一方で、このような関係性になると、HDDが不要になるのでは? と考える読者もいると思うが、HDDは今後も重要なストレージであることに変わりはない。というのも、SSDは電荷保持領域を使ってデータを格納、HDDは磁気記録によってデータを格納、という大きな違いがある。このようなデータの保持特性の違いもあり、コールドデータと呼ばれる“削除するほどではないが、残しておきたいデータ”の保存先は、今後もHDDがベストの選択肢と言える。たとえば、個人向けのデータの場合、持ち運ぶことのない遊ぶ頻度が減ったゲームデータを保存しておいたり、長年撮り貯めた写真やビデオなどを保存しておいたり、といった使い方が考えられる。SSDとHDDはそれぞれのメリットと役割を活かして、今後も適材適所で使われることとなるだろう。
SSDの最重要部品であるNAND型フラッシュメモリは、現在でも技術革新が進行中だ。最新世代の3D NAND型フラッシュメモリは、積層数が100層を超え、300層クラスまでは視野に入っている。将来的には、500層以上に達する可能性もある。記憶容量を飛躍させる技術としては、5bit/セルのPLC技術の実用化が注目されている。Western Digitalは、他社に先駆けて5bit/セルのPLCを発表しており、これが製品化されれば、QLCの1.25倍、TLCの1.66倍の記憶密度を実現でき、大容量化、ひいては低価格化を押し進めることができる。
また、データセンター向けに、超高速なSLCのNAND型フラッシュメモリが開発されているほか、TLCやQLCのNAND型フラッシュメモリも書き込み速度の高速化が図られている。たとえば、Western Digitalでは、前世代(96層世代)と比較して50%高速な112層のNAND型フラッシュメモリをすでに発表しており、近い将来このNAND型フラッシュメモリを搭載したSSDが登場することになるだろう。

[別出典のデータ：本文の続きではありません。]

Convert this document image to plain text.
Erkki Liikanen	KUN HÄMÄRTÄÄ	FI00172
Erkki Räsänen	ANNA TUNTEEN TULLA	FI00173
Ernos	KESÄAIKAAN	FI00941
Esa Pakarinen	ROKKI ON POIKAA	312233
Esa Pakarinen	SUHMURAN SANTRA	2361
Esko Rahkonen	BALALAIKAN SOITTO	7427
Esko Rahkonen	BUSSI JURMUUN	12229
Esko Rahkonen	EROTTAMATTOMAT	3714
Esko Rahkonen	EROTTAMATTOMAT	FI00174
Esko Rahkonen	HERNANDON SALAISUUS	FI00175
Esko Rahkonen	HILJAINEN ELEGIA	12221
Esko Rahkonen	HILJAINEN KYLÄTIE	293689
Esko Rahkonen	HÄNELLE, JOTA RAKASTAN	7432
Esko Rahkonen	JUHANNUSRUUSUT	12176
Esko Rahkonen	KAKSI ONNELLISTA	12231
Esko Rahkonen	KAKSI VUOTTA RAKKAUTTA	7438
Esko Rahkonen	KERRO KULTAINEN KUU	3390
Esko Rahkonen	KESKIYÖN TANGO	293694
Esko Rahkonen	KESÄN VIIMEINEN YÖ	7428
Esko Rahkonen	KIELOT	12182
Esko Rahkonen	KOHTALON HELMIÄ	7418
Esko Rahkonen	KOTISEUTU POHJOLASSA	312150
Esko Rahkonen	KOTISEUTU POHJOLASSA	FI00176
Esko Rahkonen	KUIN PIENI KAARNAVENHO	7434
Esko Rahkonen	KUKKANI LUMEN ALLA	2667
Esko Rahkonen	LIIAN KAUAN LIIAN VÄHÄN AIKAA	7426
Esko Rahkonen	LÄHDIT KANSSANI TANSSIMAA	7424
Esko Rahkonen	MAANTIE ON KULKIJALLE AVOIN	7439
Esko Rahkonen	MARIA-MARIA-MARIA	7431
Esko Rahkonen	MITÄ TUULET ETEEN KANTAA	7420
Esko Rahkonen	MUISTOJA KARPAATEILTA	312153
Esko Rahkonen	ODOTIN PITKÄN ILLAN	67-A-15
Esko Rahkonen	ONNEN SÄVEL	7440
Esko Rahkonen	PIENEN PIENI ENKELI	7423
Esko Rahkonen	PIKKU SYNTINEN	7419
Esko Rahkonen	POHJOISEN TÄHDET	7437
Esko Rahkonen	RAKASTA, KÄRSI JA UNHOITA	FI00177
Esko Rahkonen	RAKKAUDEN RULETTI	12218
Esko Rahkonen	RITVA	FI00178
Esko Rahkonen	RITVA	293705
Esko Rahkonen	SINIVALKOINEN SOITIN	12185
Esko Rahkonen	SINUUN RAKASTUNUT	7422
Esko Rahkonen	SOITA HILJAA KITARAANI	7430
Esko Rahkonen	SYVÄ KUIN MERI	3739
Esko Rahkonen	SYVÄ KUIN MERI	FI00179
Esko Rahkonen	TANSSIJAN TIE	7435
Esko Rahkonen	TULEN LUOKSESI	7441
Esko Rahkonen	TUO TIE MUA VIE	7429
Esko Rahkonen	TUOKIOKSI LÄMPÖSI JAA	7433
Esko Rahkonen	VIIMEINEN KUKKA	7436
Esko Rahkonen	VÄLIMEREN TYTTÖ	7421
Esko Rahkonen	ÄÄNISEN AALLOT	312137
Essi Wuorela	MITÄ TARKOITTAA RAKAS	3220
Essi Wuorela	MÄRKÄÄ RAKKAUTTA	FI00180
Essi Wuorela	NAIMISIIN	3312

SSDは、多機能化も検討されている。データセンター向けにストレージの仮想化機能を備えたネットワークに直接接続して利用するSSDの開発が進むほか、これまでCPUで行なっていた処理の一部をSSDのコントローラで行なうインテリジェント化も検討されている。もちろん、PCI Express 5.0などの新たなインターフェースが登場すれば、迅速に対応製品が登場することも視野に入っている。老舗のフラッシュメモリ製造・開発メーカーとして高い技術力を誇り、長年にわたって多くの知見を蓄積してきたWestern Digitalは、この強みを活かして、今後もSSD市場をリードしていくことは間違いない。